Tiroler Tageszeitung, Leitartikel, Ausgabe vom 23. Jänner 2014. Von GABRIELE STARCK. "Klimaschutz allein ist zu eng gedacht".

Innsbruck (OTS) - Untertitel: Das Problem, das sich Europa mit unambitionierten Klimaschutzzielen einbrockt, geht weit über die Erderwärmung hinaus. Die EU muss beginnen, gesamthaft und gemeinschaftlich im Sinne einer lebenswerten Umwelt zu handeln.

Mutlos, unambitioniert, schwach. Die Reaktionen von Umweltverbänden auf die Klimaschutzvorschläge der EU-Kommission überraschen nicht. Und dass es gestern seitens der Industrie und Energiewirtschaft keinen Aufschrei des Entsetzens, sondern maximal Bedenken gab, bestätigt die Kritiker nur.
Denn anstatt ambitionierte Vorschläge zur Diskussion zu stellen und dann zu verhandeln, hat die Kommission schon im Vorfeld ihre Ziele so niedrig angesetzt, dass sie keine große Gegenwehr fürchten muss. Das Wesen von Verhandlungen ist allerdings, dass man sich für eine Einigung auf den anderen zubewegen muss. Die EU-Kommission hat jedoch schon jetzt so viele Zugeständnisse gemacht, dass das Resultat letztlich noch unverbindlichere Klimaschutzziele sein werden, als sie gestern in Brüssel präsentiert wurden.
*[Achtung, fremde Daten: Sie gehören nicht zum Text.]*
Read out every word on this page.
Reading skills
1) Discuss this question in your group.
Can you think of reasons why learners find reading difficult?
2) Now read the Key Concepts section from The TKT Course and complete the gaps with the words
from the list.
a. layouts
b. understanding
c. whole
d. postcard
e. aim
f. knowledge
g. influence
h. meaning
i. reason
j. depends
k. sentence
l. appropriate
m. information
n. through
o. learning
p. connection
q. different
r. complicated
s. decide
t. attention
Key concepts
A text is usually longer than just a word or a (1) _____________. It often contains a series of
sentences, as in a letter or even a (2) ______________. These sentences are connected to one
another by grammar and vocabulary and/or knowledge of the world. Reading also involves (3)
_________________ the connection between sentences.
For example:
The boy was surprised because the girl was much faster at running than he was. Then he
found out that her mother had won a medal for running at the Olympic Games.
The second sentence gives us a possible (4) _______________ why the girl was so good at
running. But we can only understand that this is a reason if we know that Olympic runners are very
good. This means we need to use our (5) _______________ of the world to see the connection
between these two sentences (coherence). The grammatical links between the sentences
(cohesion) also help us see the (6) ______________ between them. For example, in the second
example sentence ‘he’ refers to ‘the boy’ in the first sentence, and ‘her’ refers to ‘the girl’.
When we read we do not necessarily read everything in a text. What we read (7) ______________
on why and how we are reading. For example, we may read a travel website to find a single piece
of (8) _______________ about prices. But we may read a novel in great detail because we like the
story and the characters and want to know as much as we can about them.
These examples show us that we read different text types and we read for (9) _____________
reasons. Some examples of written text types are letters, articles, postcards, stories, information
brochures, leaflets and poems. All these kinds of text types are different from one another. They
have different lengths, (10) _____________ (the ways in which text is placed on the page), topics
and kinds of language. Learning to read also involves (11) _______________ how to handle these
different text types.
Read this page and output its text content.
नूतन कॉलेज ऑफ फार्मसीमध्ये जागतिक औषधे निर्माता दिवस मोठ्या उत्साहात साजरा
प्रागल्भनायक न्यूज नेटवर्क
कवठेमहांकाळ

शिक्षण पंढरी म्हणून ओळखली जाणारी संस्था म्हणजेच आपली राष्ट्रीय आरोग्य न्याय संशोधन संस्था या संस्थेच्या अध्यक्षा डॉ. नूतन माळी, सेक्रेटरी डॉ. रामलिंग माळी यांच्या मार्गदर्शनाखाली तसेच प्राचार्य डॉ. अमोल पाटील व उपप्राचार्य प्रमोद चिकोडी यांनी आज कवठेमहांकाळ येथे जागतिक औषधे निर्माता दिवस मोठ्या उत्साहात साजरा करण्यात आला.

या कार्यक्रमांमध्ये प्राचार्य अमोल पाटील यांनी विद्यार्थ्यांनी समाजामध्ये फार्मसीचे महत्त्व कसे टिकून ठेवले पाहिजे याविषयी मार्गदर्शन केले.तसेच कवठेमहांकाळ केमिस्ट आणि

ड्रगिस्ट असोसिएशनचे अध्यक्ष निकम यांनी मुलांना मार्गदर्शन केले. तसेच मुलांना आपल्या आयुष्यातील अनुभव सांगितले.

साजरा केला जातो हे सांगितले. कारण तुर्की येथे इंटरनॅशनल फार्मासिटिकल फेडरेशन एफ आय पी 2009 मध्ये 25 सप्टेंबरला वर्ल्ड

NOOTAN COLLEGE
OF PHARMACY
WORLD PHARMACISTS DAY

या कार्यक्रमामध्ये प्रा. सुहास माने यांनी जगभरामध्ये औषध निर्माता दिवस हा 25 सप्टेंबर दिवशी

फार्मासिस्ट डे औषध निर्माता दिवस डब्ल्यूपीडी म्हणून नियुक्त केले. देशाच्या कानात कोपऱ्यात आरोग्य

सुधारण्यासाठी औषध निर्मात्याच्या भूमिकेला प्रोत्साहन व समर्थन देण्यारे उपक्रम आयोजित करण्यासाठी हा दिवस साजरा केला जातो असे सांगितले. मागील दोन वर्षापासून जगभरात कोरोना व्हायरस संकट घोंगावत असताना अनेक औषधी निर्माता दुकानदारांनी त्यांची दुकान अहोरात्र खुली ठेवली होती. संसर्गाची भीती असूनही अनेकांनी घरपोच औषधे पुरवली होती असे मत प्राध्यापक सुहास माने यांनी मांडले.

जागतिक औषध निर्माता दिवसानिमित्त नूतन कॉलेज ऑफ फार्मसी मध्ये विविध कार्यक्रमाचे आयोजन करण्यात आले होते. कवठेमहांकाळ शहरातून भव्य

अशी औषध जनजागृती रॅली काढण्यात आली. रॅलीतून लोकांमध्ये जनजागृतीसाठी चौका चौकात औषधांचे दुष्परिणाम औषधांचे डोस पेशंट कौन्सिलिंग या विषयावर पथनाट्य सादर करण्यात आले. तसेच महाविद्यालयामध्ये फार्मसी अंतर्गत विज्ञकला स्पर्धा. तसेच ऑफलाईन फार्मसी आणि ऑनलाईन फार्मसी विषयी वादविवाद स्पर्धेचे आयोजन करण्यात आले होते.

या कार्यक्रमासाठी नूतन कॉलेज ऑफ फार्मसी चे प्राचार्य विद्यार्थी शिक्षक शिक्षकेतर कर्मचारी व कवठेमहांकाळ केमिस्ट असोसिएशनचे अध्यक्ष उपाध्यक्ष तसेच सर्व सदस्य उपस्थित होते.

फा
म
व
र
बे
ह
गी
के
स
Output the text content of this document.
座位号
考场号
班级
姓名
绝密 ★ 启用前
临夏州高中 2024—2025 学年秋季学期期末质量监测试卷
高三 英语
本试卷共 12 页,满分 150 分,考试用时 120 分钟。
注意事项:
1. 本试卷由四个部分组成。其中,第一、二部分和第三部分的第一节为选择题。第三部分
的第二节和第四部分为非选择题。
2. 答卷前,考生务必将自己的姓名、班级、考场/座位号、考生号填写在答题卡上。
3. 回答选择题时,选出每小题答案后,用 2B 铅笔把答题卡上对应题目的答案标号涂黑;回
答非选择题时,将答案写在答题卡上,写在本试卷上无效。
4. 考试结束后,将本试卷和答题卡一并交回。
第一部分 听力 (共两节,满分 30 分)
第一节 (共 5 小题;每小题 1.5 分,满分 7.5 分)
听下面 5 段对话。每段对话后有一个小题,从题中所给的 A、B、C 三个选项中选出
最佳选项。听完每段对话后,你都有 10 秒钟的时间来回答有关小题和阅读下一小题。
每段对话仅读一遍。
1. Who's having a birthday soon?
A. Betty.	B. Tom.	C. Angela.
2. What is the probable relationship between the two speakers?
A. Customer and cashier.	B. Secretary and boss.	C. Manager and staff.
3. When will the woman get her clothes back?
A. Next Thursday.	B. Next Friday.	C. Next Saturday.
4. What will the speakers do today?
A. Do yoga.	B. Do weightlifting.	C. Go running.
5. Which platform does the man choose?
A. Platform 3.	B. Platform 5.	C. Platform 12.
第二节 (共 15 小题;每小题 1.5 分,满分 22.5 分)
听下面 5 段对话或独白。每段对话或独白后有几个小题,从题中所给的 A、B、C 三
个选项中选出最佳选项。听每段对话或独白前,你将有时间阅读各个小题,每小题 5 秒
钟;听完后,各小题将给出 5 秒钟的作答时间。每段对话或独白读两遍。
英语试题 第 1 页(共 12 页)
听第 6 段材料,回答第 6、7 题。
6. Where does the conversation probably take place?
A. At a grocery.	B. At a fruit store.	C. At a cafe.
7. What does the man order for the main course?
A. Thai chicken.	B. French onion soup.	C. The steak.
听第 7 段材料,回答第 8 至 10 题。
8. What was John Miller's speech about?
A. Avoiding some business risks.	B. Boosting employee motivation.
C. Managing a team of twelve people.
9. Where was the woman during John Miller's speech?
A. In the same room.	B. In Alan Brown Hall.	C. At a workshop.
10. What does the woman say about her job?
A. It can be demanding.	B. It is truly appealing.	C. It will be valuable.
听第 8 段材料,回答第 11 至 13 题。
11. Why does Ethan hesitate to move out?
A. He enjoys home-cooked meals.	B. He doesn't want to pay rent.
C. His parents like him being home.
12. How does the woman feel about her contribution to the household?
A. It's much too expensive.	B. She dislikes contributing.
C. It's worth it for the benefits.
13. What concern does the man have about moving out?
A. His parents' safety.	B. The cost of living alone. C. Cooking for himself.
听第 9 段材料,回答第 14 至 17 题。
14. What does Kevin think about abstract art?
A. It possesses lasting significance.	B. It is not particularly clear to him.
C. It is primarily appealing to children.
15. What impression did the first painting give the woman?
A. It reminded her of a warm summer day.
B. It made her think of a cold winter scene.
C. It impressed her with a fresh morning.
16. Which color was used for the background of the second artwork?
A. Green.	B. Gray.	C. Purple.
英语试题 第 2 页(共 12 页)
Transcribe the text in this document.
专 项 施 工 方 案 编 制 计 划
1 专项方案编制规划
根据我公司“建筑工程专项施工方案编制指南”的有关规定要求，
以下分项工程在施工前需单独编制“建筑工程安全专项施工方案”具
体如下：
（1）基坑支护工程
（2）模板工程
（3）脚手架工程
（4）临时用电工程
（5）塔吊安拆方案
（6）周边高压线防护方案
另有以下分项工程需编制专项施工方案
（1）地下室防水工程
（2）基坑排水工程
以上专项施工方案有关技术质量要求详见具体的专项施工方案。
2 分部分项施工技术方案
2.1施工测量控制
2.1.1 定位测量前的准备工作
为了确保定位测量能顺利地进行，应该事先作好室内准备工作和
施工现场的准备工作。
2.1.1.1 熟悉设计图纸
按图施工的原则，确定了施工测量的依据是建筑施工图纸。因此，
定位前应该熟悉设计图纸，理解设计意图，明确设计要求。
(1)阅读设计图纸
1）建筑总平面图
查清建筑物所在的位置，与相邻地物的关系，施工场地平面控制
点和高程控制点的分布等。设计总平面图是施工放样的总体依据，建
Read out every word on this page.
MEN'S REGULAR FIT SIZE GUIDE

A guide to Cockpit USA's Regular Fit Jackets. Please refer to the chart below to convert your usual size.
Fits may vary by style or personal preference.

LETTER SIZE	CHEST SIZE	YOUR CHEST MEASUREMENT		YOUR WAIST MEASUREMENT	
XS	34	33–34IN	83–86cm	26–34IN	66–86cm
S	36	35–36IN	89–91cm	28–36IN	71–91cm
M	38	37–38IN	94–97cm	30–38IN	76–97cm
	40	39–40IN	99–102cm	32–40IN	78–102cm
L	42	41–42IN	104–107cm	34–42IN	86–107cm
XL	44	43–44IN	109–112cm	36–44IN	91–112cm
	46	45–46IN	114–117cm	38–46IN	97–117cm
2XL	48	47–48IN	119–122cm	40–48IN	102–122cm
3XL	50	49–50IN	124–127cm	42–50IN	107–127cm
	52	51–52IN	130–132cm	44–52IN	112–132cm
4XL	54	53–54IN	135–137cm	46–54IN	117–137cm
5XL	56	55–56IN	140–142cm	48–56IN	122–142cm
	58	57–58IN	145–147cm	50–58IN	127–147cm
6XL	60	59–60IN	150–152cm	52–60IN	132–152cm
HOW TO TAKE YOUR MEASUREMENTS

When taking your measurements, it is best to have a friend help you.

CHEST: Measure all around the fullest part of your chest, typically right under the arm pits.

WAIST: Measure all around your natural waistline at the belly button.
Wie zahnlos die EU-Kommission gegenüber den 28-Mitgliedsstaaten ist, zeigt sich konkret in der Scheu, national verbindliche Ziele beim Ausbau erneuerbarer Energien vorzuschlagen. Brüssel weiß, dass es bei der Mehrheit der Staats- und Regierungschefs auf Widerstand stoßen würde.
Das Problem, das sich Europa mit dieser Mutlosigkeit einbrockt, ist jedoch keineswegs auf den Klimaschutz beschränkt. Ohne national verbindliche Ziele werden nämlich jene bestraft, die nicht nur im Klimaschutz, sondern auch in anderen Umweltbereichen ambitionierte Ziele verfolgen: Deutschland etwa, das den Atomausstieg anstrebt und deshalb seiner Industrie und Wirtschaft mehr abverlangt als Staaten, die weiter auf die für alles Leben hochriskante, scheinbar günstige, aber immerhin klimaneutrale Atomenergie setzen. Die Motivation, etwas für eine gesunde Lebenswelt zu tun, wird so geschwächt.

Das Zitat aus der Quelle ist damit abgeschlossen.